As I mentioned earlier, it has taken us months and years to get to the point of enacting this important bill into law. Again, I give credit where credit is due, as has already been mentioned, to John and Reve Walsh. I know we are not supposed to–and I will not–violate Senate rules by pointing out who is where. But the fact is, if I were sitting next to them in the gallery now,

I suspect if I put my hand on his arm, I would feel the tension in his arm.

This has to be a very bittersweet moment for John Walsh. For what are we doing here today? We are naming a bill that will save the lives of hopefully thousands of other young people after a beautiful young boy who was victimized and killed.

The thing I find most amazing about John and Reve is, I don’t know how anybody who has lost a child can have the courage to do what they have done. I know from my own experience, which I will not speak to, there are certain circumstances I cannot walk into because it reminds me of one of my children I lost.

I could never do what John and Reve did. I could never do what they did. And we could have never done today what we are doing without them. That is not hyperbole; that is the God’s truth. We could never have gotten this done without John and Reve Walsh.

It has to be one god-awful bitter moment, for the 27th of this month, if I am not mistaken, will be the 25th anniversary.

A lot of people on this floor, including one of my colleagues I am sitting with, have lost children. It doesn’t matter whether it is 2 years past, 10 years, 25 years, or 50 years past. That part never passes. I thank John and Reve for their courage, courage way beyond anything I could possess.

I have known John for many years. We go way back to 1984, working together to create the National Center for Missing and Exploited Children along with Senator Hatch. He has been at it year after year, pushing the Congress to do more.

John, you have been an inspiration. You continue to be. Don’t underestimate it. You have been doing it so long, don’t underestimate how many thousands of people take solace from what you do and what you have done.

It has not been my style in 33 years to take the floor to speak in such personal terms, but this is ultimately personal. It is the ultimate, ultimate personal thing, your child.

Earlier this week I had a chance to sit down with Ed Smart whose daughter Elizabeth–what a magnificently beautiful, poised, gracious young woman–then 14 years, was abducted at gunpoint from her family in Salt Lake City while her parents and four brothers slept. She was found 9 months later. The strength of that family’s character, its resilience is remarkable.

I don’t think there is one of us on this floor who wouldn’t trade away this bill for being able to bring back to life all those innocent lives that were lost that allowed us, in a bizarre way, to produce this legislation.

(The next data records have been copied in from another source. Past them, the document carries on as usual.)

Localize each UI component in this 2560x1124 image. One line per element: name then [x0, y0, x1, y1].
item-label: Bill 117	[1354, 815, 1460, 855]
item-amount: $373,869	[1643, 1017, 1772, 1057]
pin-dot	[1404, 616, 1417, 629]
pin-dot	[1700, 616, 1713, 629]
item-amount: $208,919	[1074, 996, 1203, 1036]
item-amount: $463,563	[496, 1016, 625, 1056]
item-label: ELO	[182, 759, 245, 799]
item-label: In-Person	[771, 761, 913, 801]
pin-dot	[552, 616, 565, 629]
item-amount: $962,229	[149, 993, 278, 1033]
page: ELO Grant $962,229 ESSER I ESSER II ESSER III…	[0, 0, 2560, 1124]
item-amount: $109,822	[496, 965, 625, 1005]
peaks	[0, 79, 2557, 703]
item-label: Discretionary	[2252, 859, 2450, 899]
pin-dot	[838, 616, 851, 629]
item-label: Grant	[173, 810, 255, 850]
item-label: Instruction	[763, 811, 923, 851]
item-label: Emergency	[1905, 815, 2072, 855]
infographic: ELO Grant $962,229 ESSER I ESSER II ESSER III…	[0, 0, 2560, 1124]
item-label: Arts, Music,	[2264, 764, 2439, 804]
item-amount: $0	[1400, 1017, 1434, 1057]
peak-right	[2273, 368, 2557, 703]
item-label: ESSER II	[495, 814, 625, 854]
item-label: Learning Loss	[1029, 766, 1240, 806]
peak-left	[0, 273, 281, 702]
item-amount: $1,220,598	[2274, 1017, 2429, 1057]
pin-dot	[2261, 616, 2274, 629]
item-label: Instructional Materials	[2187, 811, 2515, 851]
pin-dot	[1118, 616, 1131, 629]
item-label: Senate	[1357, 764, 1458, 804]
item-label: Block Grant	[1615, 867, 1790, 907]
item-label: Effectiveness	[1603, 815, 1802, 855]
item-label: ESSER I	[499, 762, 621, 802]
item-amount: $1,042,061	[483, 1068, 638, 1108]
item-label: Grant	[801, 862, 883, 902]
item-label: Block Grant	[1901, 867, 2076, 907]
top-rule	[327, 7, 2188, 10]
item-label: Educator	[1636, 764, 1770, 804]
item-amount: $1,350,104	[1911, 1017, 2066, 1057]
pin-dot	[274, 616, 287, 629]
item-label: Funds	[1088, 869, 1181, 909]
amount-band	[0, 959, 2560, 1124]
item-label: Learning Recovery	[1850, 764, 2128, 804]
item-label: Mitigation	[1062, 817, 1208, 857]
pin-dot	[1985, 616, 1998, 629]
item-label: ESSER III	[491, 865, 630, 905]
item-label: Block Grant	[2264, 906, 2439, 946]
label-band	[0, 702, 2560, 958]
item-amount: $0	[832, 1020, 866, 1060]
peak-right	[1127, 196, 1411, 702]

We cannot redeem the dead, but we can, in fact, protect the living. I think this bill, with the many parts I didn’t mention, including DNA testing and a whole range of other things, is fair, decent, and honorable. Most important, there is not a single thing we can do that is more worthy of our effort than protecting our children. That is what all of us on this floor–and many who are not–today are playing a part in doing.

Again, I close by thanking John Walsh.  I yield the floor.